Health

Senate HELP Has It Right: We Can Protect Patients and Reduce Costs

The last thing you remember is driving your car. When you wake up in the hospital, you’re told that you were in an accident, life-flighted to a trauma center and operated on twice. Thankfully, you are going to recover, and you have insurance. 

A month after your release, you receive $90,000 in unexpected medical bills because the emergency helicopter and two anesthesiologists who assisted in your surgery were not in your health plan’s network. This nightmare is all too familiar: unsuspecting and vulnerable patients grateful for care but saddled with expensive and unexpected bills, even though they received care at a hospital designated as “in network.”

Unexpected medical bills are the number-one concern among Americans, according to a Kaiser Family Foundation poll. Sixty-seven percent of Americans said they were very or somewhat worried about being able to afford a medical bill they received due to no fault of their own. 

This is a painful symptom of a dysfunctional and unaffordable health care system and one of the many critical issues that the Lower Health Care Costs Act of 2019 effectively addresses. Almost everyone agrees that this has to stop, but what looked like bipartisan progress is now getting mired in the politics of special interests and industry actors putting profits over patients.

It may seem surprising that our organization, which represents some of the largest private sector employers in the world, is seeking public policy intervention. But we can’t do this by ourselves. 

The health care market is broken, and the government needs to step in for course correction. We believe in market solutions, and the bipartisan Senate Health, Education, Labor and Pensions Committee proposal, which passed 20-3, is the best option for making the market work by resolving unexpected bills for out-of-network care and creating necessary transparency of hospital, provider and drug prices.

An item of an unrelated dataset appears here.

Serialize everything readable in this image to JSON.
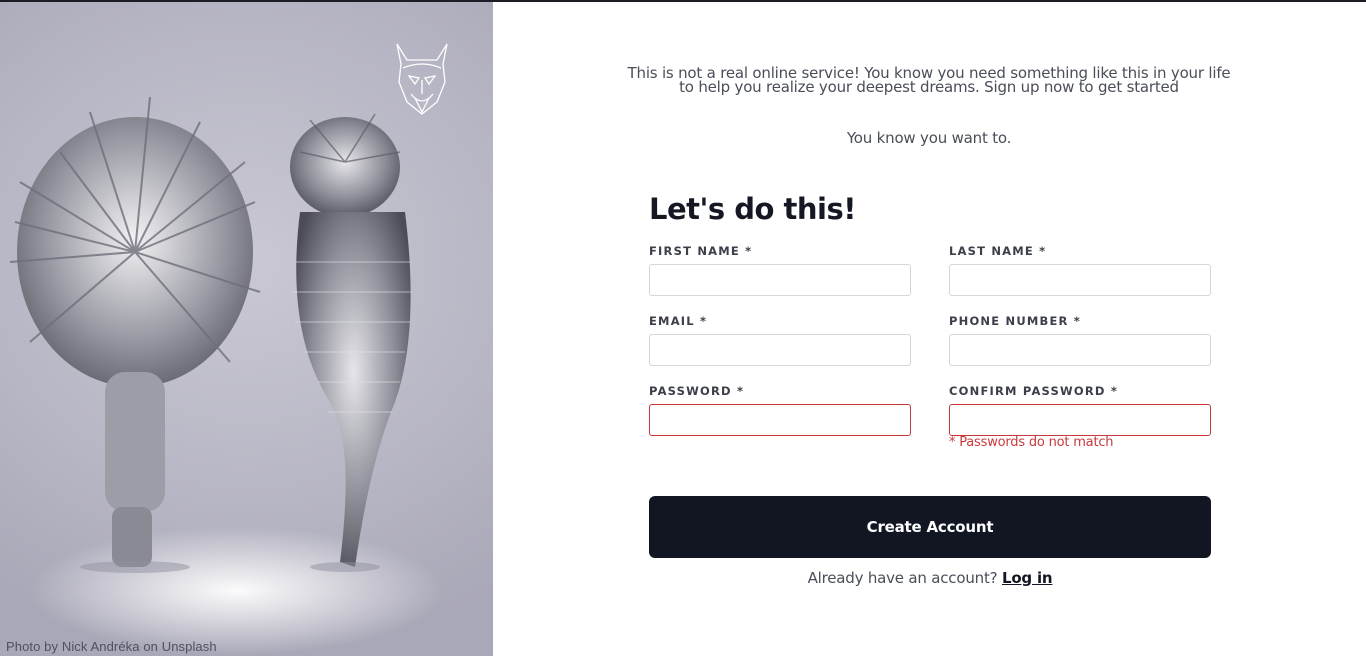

As a way to avoid cost controls, industry groups are now proposing that cost disputes go to arbitration. If the aim of Congress is to end surprise medical billing and curb medical costs for American families, requiring that all payment disputes go through a lengthy, government-mandated, non-transparent arbitration process is not the answer. 

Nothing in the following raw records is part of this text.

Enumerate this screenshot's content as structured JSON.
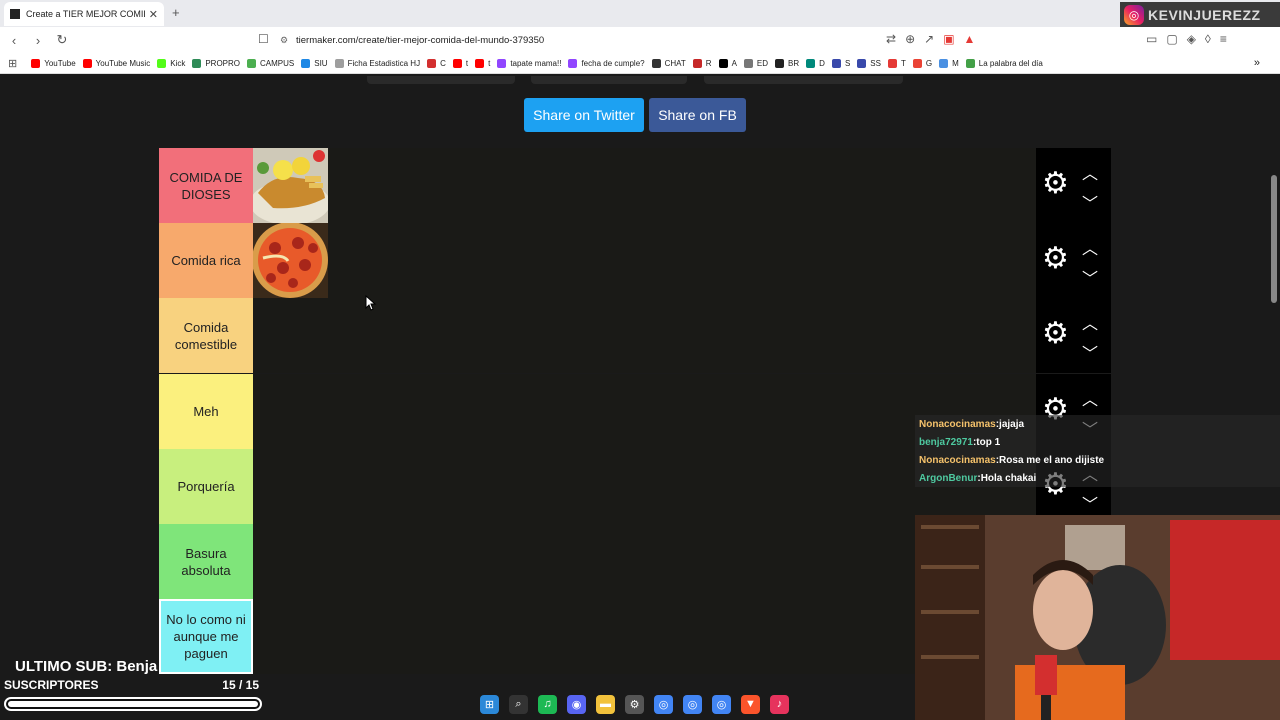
{
  "browser": {
    "tab_title": "Create a TIER MEJOR COMIDA D",
    "tab_close": "✕",
    "new_tab": "+",
    "url": "tiermaker.com/create/tier-mejor-comida-del-mundo-379350",
    "instagram_handle": "KEVINJUEREZZ"
  },
  "bookmarks": [
    {
      "label": "YouTube",
      "color": "#ff0000"
    },
    {
      "label": "YouTube Music",
      "color": "#ff0000"
    },
    {
      "label": "Kick",
      "color": "#53fc18"
    },
    {
      "label": "PROPRO",
      "color": "#2e8b57"
    },
    {
      "label": "CAMPUS",
      "color": "#4caf50"
    },
    {
      "label": "SIU",
      "color": "#1e88e5"
    },
    {
      "label": "Ficha Estadistica HJ",
      "color": "#9e9e9e"
    },
    {
      "label": "C",
      "color": "#d32f2f"
    },
    {
      "label": "t",
      "color": "#ff0000"
    },
    {
      "label": "t",
      "color": "#ff0000"
    },
    {
      "label": "tapate mama!!",
      "color": "#9146ff"
    },
    {
      "label": "fecha de cumple?",
      "color": "#9146ff"
    },
    {
      "label": "CHAT",
      "color": "#333333"
    },
    {
      "label": "R",
      "color": "#c62828"
    },
    {
      "label": "A",
      "color": "#000000"
    },
    {
      "label": "ED",
      "color": "#777777"
    },
    {
      "label": "BR",
      "color": "#222222"
    },
    {
      "label": "D",
      "color": "#00897b"
    },
    {
      "label": "S",
      "color": "#3949ab"
    },
    {
      "label": "SS",
      "color": "#3949ab"
    },
    {
      "label": "T",
      "color": "#e53935"
    },
    {
      "label": "G",
      "color": "#ea4335"
    },
    {
      "label": "M",
      "color": "#4a90e2"
    },
    {
      "label": "La palabra del día",
      "color": "#43a047"
    }
  ],
  "share": {
    "twitter": "Share on Twitter",
    "facebook": "Share on FB"
  },
  "tiers": [
    {
      "label": "COMIDA DE DIOSES",
      "color": "#f26f7a",
      "items": [
        "milanesa-icon"
      ]
    },
    {
      "label": "Comida rica",
      "color": "#f7a96c",
      "items": [
        "pizza-icon"
      ]
    },
    {
      "label": "Comida comestible",
      "color": "#f8d27f",
      "items": []
    },
    {
      "label": "Meh",
      "color": "#fbf07e",
      "items": []
    },
    {
      "label": "Porquería",
      "color": "#c8ef7e",
      "items": []
    },
    {
      "label": "Basura absoluta",
      "color": "#7fe57a",
      "items": []
    },
    {
      "label": "No lo como ni aunque me paguen",
      "color": "#7ff0f4",
      "items": []
    }
  ],
  "chat": [
    {
      "user": "Nonacocinamas",
      "msg": "jajaja",
      "style": "u1"
    },
    {
      "user": "benja72971",
      "msg": "top 1",
      "style": "u2"
    },
    {
      "user": "Nonacocinamas",
      "msg": "Rosa me el ano dijiste",
      "style": "u1"
    },
    {
      "user": "ArgonBenur",
      "msg": "Hola chakai",
      "style": "u2"
    }
  ],
  "overlay": {
    "last_sub": "ULTIMO SUB: Benja",
    "subs_label": "SUSCRIPTORES",
    "subs_count": "15  / 15",
    "subs_progress": 1.0
  },
  "taskbar": [
    "windows-icon",
    "search-icon",
    "spotify-icon",
    "discord-icon",
    "folder-icon",
    "settings-icon",
    "chrome-icon",
    "chrome-icon",
    "chrome-icon",
    "brave-icon",
    "tiktok-icon"
  ]
}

While arbitration may help a single patient and his or her family for the balance of a surprise bill, it will ultimately hurt everyone. Costs will continue to grow; families will bear more cost burdens, and employers have to sacrifice wage increases to pay higher premiums.  

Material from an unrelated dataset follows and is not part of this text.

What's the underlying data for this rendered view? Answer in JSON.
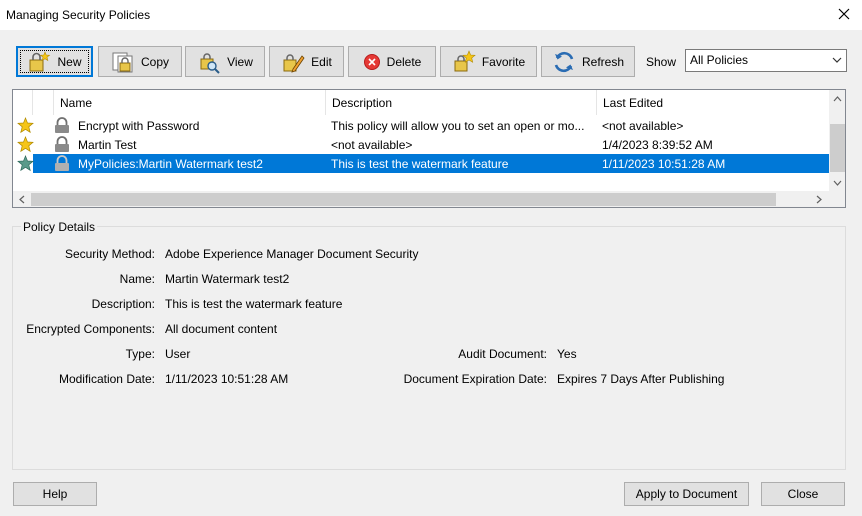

The Lower Health Care Costs Act proposes to pay the provider a fair median rate of in-network doctors of the same specialty and in the same geographic market. This is called the benchmark price. This rate would be based on local market prices that have already been negotiated between health care providers and health plans. 

The alternative arbitration model does not consider the prices negotiated between health plans and providers and is unlikely to reduce costs. The Congressional Budget Office has indicated that benchmarking is the most effective option for lowering health care costs and estimated that it will save the government approximately $24.9 billion over the next 10 years. The naysayers are limited to those few providers who have been taking advantage of dysfunctional market dynamics and the lack of transparency to overcharge unsuspecting patients.  

Patients may not care whether Congress uses arbitration or benchmarking in its legislation to eliminate surprise medical bills, but what they do care about is access to affordable, high-quality health care for themselves and their families. A functional health care market does not regularly drive families into bankruptcy; it does not depend on GoFundMe campaigns for treatment costs; it does not require the world’s largest employers to absorb annual cost increases of 4 to 20 percent with no corresponding improvement in quality or outcomes. 

For the sake of our employees and their families, we ask Congress to build on the bipartisan momentum and pass a bill that will end surprise medical bills and bring down the overall cost of health care. 

 

Elizabeth Mitchell is the president and CEO of the Pacific Business Group on Health, a coalition of 60 public and private companies that collectively purchase over $100 billion annually in health care and provide health care coverage to 15 million Americans and their dependents.